Routine. It’s a word with which I have a love-hate relationship. I think there’s a picture in Pinterestland that says, “I crave excitement, until I’m worn out and then I want routine. Until I get bored and then I crave excitement.” My life is often like this.
One thing I’m convinced of with children though – they need a routine. And they need it to the point of me wanting to set my own hair on fire for something new to happen around here. What I have to get my head around is the fact that to one, four and five year old eyes, everything is already new.
They wake up with a sparkle in their eyes, they love sitting around the dinner table learning that 4 + 2 is 6, every day is an adventure, going to the store is fun.
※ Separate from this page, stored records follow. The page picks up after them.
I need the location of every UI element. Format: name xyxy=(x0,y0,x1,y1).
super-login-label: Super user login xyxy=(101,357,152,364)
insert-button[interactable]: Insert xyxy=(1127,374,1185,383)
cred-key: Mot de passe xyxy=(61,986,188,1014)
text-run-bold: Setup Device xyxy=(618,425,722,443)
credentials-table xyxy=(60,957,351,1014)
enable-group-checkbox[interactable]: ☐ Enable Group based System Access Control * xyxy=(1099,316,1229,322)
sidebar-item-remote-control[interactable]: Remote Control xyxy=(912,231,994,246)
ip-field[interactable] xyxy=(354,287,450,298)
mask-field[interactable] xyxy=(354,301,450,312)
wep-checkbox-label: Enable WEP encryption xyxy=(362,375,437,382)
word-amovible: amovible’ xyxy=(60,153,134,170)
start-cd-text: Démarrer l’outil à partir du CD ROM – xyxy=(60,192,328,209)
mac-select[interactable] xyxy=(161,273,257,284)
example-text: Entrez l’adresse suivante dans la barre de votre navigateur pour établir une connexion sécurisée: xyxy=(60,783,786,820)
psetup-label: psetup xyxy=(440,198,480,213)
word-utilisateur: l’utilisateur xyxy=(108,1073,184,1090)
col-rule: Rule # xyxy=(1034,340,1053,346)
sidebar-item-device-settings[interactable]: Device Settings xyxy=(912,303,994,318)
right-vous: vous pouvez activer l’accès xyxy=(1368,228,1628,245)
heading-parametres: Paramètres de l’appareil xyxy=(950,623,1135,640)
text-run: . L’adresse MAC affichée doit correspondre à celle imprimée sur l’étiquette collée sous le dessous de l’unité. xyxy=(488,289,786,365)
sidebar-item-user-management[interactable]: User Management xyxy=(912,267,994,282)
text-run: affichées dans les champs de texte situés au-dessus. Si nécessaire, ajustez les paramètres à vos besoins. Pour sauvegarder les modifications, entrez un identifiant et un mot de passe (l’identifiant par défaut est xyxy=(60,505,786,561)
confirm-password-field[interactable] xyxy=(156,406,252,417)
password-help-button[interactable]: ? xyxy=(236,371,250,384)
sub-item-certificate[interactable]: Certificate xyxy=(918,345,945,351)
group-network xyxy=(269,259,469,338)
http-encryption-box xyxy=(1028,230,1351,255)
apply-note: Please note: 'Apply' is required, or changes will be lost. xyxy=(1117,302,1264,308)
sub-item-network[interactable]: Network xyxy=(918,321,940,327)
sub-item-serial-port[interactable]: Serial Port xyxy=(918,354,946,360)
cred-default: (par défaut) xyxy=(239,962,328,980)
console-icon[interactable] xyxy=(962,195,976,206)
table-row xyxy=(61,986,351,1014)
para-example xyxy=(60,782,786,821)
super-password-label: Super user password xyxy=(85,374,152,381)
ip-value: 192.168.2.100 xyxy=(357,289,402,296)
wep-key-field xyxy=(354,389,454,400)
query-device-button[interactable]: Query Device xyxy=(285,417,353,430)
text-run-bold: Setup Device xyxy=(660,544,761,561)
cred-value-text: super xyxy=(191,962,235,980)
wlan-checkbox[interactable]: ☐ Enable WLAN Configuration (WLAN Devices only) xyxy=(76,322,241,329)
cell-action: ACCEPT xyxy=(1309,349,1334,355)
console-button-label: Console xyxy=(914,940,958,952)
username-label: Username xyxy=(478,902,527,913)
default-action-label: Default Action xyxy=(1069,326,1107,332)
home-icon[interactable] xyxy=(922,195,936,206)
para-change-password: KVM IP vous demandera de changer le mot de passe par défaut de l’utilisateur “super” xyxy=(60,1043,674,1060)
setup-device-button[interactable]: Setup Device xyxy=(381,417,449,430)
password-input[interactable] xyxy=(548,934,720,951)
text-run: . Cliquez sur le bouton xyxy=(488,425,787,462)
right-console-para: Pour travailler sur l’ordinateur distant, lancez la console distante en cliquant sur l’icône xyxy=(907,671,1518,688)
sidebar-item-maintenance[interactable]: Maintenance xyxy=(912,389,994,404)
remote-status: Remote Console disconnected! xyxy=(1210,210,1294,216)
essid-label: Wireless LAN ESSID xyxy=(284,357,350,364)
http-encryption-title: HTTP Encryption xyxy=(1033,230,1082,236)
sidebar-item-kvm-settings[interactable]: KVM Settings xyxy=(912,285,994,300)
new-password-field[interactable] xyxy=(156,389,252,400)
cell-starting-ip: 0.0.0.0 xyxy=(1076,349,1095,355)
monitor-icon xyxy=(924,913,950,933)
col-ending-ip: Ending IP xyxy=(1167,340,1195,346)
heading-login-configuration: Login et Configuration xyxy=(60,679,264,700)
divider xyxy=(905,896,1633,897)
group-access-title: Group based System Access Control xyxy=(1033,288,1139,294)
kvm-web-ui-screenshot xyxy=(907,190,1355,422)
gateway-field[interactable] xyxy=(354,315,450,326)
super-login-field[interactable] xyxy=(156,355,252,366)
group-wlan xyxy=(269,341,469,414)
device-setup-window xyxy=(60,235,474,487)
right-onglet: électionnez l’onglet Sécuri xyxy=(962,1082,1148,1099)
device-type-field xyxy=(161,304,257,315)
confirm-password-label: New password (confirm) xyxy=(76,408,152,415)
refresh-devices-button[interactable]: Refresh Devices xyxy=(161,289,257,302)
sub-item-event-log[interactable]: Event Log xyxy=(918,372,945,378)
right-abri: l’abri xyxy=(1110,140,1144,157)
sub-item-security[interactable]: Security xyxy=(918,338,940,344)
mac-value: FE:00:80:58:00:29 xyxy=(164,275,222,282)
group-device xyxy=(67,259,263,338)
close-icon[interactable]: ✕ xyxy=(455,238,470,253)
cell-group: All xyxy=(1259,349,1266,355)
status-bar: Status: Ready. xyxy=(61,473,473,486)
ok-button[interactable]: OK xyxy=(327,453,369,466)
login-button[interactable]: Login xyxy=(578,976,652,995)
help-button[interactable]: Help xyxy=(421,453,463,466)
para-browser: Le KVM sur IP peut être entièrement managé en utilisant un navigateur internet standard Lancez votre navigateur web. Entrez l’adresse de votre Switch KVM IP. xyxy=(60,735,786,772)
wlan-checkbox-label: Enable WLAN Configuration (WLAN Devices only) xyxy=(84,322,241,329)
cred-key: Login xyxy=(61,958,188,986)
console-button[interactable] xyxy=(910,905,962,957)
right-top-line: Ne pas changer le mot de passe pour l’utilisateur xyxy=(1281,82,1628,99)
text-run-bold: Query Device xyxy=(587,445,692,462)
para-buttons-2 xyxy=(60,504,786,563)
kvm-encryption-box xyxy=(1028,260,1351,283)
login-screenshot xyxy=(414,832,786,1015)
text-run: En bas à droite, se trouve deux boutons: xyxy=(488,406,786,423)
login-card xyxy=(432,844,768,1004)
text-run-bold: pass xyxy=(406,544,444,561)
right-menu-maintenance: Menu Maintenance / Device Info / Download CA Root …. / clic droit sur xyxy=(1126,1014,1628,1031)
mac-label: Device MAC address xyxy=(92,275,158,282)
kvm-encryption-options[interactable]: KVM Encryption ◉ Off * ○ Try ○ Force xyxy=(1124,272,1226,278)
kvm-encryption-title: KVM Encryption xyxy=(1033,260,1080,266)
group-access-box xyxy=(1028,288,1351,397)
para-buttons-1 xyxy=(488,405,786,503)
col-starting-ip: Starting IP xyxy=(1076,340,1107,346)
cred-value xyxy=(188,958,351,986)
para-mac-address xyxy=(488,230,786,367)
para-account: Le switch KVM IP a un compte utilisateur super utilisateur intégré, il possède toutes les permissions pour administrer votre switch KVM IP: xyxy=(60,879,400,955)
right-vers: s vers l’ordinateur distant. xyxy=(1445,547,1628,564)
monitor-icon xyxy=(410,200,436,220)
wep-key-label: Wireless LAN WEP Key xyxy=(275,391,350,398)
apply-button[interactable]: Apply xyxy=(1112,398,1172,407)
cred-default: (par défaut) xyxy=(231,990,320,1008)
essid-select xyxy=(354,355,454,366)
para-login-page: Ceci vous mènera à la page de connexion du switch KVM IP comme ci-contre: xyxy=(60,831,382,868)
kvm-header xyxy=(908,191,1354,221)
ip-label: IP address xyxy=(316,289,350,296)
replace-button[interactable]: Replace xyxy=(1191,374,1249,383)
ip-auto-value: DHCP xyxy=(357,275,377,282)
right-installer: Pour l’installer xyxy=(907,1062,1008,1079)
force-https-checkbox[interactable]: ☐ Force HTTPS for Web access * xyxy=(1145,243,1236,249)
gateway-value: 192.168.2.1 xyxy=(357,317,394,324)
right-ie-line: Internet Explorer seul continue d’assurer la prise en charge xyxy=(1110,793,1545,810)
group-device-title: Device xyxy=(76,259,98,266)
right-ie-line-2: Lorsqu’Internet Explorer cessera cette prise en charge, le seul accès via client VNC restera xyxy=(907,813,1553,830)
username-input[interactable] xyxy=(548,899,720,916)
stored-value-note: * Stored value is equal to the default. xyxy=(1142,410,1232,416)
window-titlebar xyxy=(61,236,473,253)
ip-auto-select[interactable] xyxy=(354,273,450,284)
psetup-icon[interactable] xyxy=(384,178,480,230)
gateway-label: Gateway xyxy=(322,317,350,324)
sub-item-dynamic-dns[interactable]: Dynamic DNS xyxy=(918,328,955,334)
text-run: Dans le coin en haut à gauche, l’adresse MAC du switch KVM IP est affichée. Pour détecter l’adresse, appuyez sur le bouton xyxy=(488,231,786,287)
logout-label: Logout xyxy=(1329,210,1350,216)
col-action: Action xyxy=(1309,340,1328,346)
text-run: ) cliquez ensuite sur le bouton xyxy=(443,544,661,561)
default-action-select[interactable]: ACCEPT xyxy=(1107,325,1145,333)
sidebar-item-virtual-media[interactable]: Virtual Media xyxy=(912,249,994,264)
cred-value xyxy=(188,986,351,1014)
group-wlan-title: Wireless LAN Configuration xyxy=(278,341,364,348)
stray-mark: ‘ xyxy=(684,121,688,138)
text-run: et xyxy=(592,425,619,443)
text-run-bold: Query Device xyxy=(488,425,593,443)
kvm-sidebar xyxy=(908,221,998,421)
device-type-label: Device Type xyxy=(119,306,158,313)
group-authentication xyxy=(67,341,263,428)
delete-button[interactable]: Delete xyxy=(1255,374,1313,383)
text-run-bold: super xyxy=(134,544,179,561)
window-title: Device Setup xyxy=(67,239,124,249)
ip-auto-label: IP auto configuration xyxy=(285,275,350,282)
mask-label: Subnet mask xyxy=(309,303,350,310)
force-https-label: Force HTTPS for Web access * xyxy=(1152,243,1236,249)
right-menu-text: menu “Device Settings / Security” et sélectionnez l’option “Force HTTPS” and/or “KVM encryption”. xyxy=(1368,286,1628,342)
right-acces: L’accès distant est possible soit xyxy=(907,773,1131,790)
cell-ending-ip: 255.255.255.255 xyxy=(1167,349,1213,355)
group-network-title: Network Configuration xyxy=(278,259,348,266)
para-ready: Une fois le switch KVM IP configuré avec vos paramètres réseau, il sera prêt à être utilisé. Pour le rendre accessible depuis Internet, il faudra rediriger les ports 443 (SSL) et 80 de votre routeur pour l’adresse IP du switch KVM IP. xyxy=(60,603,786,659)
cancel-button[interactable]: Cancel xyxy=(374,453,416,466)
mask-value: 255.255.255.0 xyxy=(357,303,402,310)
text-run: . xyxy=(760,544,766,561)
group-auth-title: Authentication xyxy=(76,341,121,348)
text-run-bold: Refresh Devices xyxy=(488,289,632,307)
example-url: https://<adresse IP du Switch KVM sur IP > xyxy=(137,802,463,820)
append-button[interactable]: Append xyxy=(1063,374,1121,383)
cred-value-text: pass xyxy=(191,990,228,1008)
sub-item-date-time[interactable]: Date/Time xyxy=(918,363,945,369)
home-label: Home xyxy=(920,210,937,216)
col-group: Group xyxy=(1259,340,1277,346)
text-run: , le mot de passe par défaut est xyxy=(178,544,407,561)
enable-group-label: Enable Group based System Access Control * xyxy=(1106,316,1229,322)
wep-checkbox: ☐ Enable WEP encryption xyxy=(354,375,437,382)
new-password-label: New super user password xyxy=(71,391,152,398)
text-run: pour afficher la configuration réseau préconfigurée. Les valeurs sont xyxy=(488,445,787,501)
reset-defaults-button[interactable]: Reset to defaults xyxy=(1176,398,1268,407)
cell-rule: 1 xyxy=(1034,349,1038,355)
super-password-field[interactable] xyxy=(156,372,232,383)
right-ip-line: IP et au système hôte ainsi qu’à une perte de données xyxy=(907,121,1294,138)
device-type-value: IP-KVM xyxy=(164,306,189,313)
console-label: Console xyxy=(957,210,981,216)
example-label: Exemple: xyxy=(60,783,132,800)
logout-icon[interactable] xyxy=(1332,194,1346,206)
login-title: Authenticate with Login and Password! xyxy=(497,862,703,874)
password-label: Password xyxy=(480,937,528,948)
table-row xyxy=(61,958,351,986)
There is so much to look at, feel, sense, hear: the world does not seem boring to them. And routines or predictability and familiarity, if you prefer, are the branches on which they hang their burgeoning world.
“It’s two! Time to watch TV. It’s nine! Time for chores and then school.” My daughter knows. And while it drives me crazy on days when we’re out and about and she complains that two o’ clock came and went and she didn’t get to watch her precious My Little Pony, I also know that because she only watches TV at two p.m. and not at any other time in the day, that time is now free of pleading, begging, trying to wrangle it out of me or fighting and misbehaving for it.
That leaves us with the day free to pursue other things.
My son hasn’t quite grasped that yet and so he will occasionally ask me if he can play video games, but I tell him that video games don’t get played until three p.m. He is allowed educational games on the computer however before then. And there are specific times in the day when we do not allow screens and have mandatory outside free play time.
How does this figure into time management? Even though I will say I absolutely hate routines, the truth is I perform better and get more done in a day if I know what is coming, what is expected of me and if I have allotted myself time in the day to do it.
These little people are not that different. They want to know what’s coming and when they can have it in a way that does not anger their parents. It’s a little like budgeting money: I can get what I want, I can even have a little discretionary “fun” money, if I learn to discipline myself to wait and not spend haphazardly.
Of course I fail, but when I do at least I know I’m not on track and then have a plan to get back in control. If I have no plan in place for our daily schedule, I have to begin each day over with each child and if that is enough to drive an adult up the wall, imagine what it does to children to whom everything is already new.